And then, there was also the not-so-little issue of the slim probability of Binani, who is on the cusp of making history as the first elected female state governor in Nigeria, winning the governorship from the bye-election. For one, she was trailing the incumbent, PDP’s Umaru Fintiri, by about 30,000 votes and needed almost 90% of the outstanding ballots in the bye-election to pull off the victory.

It was, therefore, mindboggling how Hudu arrived at the magical number with just about 50% of the votes collated.

So, irrespective of whatever ulterior motive the big masquerades in INEC might have had, going into the Adamawa election, Hudu’s seeming impatience to get it over with may have betrayed that ulterior motive – and, in the process, causing the commission monumental embarrassment.

The wisest thing for the commission to do, in the circumstance, was exactly what it did: reverse the declaration, suspend further collation, and summon everyone to Abuja. But that was not before a handful of irate party agents at the Yola collation center showed Hudu a sneak preview of what an angry populace could do to election riggers. They stripped him naked and also drew a few drops of blood off him.

Inappropriate as that resort to jungle justice might be, it is often not always possible to determine, or control, the reaction of a citizenry that feels it’s being taken for a ride. And it was commendable that INEC also condemned the assault on its errant officer.

Yes, even if there was a predetermined outcome, at INEC headquarters, with regards to the Adamawa governorship, decency requires that there should be some “wuruwuru” (to, at least, make a pretence of having followed the [due] process) to that predetermined answer.

It was a trick we poor Maths students learnt very early in our secondary school days: we would write down the questions, leave some blank space, spy the correct answer from either the back of the textbook or by “giraffeing” the answer sheets of our more brilliant classmates, and write down the answer further down the page. We would then begin to concoct all manner of ‘workings’ within the blank space (including postulations that could make Galileo turn in his grave) to justify our answer.

Kudu was too impatient to go through even this well-known crooked process. He just took the question and wrote us an answer, without showing us the ‘working’. Yet, the question paper is ‘Theory’, not ‘Objective’. Haba!

Now, he has given the Atiku camp and the PDP, more reasons to validate their initial suspicion that there was a preconceived plot to mess up Atiku in his Adamawa home state, by ensuring that his party lost the election in the state. Now we are beginning to add two and two together. Now those of us who doubted that INEC awarded a contract to the APC candidate’s company to financially empower her for the election are having second thoughts.

We’re also beginning to think that the unofficial declaration of Binani as the winner last month, before the election was eventually declared inconclusive, was part of the desperation to foist her as governor by hook or crook – including as we were once told, even ‘stealing’ it.

What the goings-on in Adamawa has revealed is that, like PDP, APC, Labour Party, APGA, SDP, ADP, and all, it appears the Independent National Electoral Commission (INEC) is now factionalised. Yes, as the Yoruba saying goes, when the leaf sticks to the soap for a long time, it soon becomes soap.

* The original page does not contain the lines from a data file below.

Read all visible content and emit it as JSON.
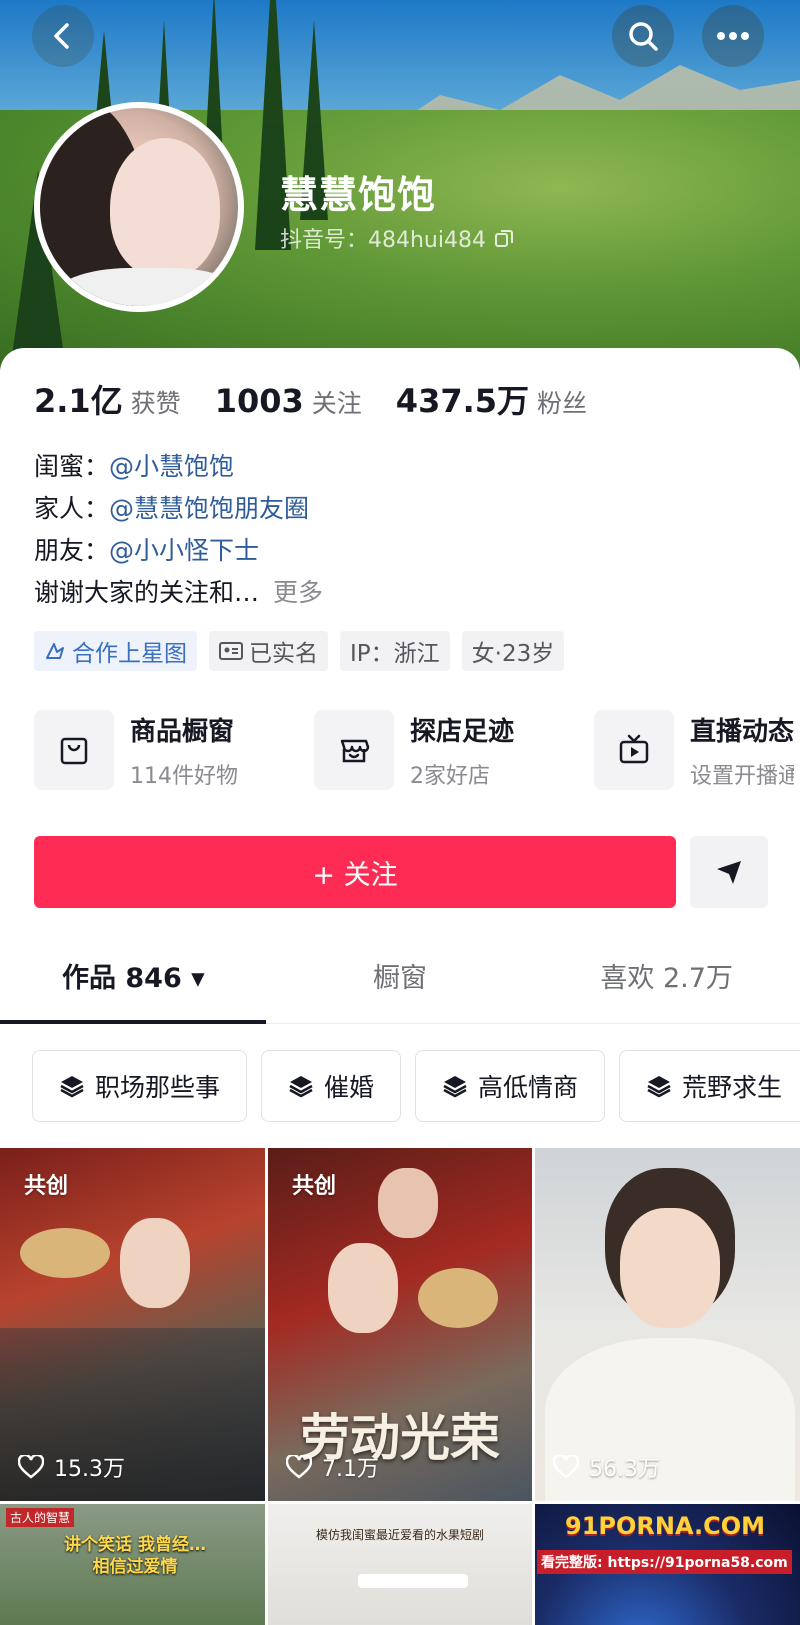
{
  "header": {
    "back_icon": "chevron-left-icon",
    "search_icon": "search-icon",
    "more_icon": "more-horizontal-icon"
  },
  "profile": {
    "nickname": "慧慧饱饱",
    "douyin_id": "抖音号：484hui484"
  },
  "stats": [
    {
      "num": "2.1亿",
      "label": "获赞"
    },
    {
      "num": "1003",
      "label": "关注"
    },
    {
      "num": "437.5万",
      "label": "粉丝"
    }
  ],
  "bio": {
    "line1_label": "闺蜜：",
    "line1_mention": "@小慧饱饱",
    "line2_label": "家人：",
    "line2_mention": "@慧慧饱饱朋友圈",
    "line3_label": "朋友：",
    "line3_mention": "@小小怪下士",
    "line4_text": "谢谢大家的关注和…",
    "more": "更多"
  },
  "tags": [
    {
      "text": "合作上星图",
      "icon": "star-chart-icon"
    },
    {
      "text": "已实名",
      "icon": "id-card-icon"
    },
    {
      "text": "IP：浙江",
      "icon": ""
    },
    {
      "text": "女·23岁",
      "icon": ""
    }
  ],
  "features": [
    {
      "title": "商品橱窗",
      "sub": "114件好物",
      "icon": "shopping-bag-icon"
    },
    {
      "title": "探店足迹",
      "sub": "2家好店",
      "icon": "store-icon"
    },
    {
      "title": "直播动态",
      "sub": "设置开播通",
      "icon": "tv-icon"
    }
  ],
  "actions": {
    "follow": "+ 关注",
    "share_icon": "send-icon"
  },
  "tabs": [
    {
      "label": "作品 846 ▾",
      "active": true
    },
    {
      "label": "橱窗",
      "active": false
    },
    {
      "label": "喜欢 2.7万",
      "active": false
    }
  ],
  "collections": [
    "职场那些事",
    "催婚",
    "高低情商",
    "荒野求生"
  ],
  "videos": [
    {
      "badge": "共创",
      "likes": "15.3万"
    },
    {
      "badge": "共创",
      "likes": "7.1万",
      "overlay": "劳动光荣"
    },
    {
      "badge": "",
      "likes": "56.3万"
    },
    {
      "caption_top": "古人的智慧",
      "caption": "讲个笑话 我曾经… 相信过爱情"
    },
    {
      "caption": "模仿我闺蜜最近爱看的水果短剧"
    },
    {
      "caption": "91PORNA.COM",
      "caption2": "看完整版: https://91porna58.com"
    }
  ],
  "colors": {
    "accent": "#fe2c55",
    "mention": "#2f5c9b"
  }
}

INEC, which has been hands-in-glove with the politicians and their political parties, now appears to be catching every bug that infests the politicians too. Before our very eyes, the INEC which was supposed to be apprehending rigger-politicians has morphed into the biggest rigging machine on our political landscape.

Similarly, INEC is now outdoing the politicians in the art of double-speak. We used to think that ‘promise and fail’ was a preserve of APC (and their PDP co-travelers), but INEC has since proven that what the politicians are doing is actually kindergarten stuff – PVC, BVAS, and Real-time electronic transmission of results on my mind! And I must not fail to add that, like the politicians, INEC too has learnt to take its shenanigans to Chatham House in London. Yes, instead of educating the politicians, the politicians are the ones miseducating INEC.

That has to be the only explanation for this factionalisation bug that has now bitten our incorruptible INEC. That is the only way we can comprehend how INEC manages to send different teams to cover primaries organised by different factions of the same party to select candidates for the same election. Or, better still, how do politicians manage to procure INEC officials, and seal, for parallel congresses and primaries, if INEC itself is not factionalised? Sometimes, these primaries even hold on the same day!

Although this factionalisation has always been there, it became more pronounced during the last general elections. The Prof. Ifeoma Oti faction in Abia State refused to go with the flow and insisted on declaring the authentic result from the governorship poll in Abia. Her colleague in Enugu also put up an initial resistance (what we call Initial Gragra in street lingo) before he finally succumbed.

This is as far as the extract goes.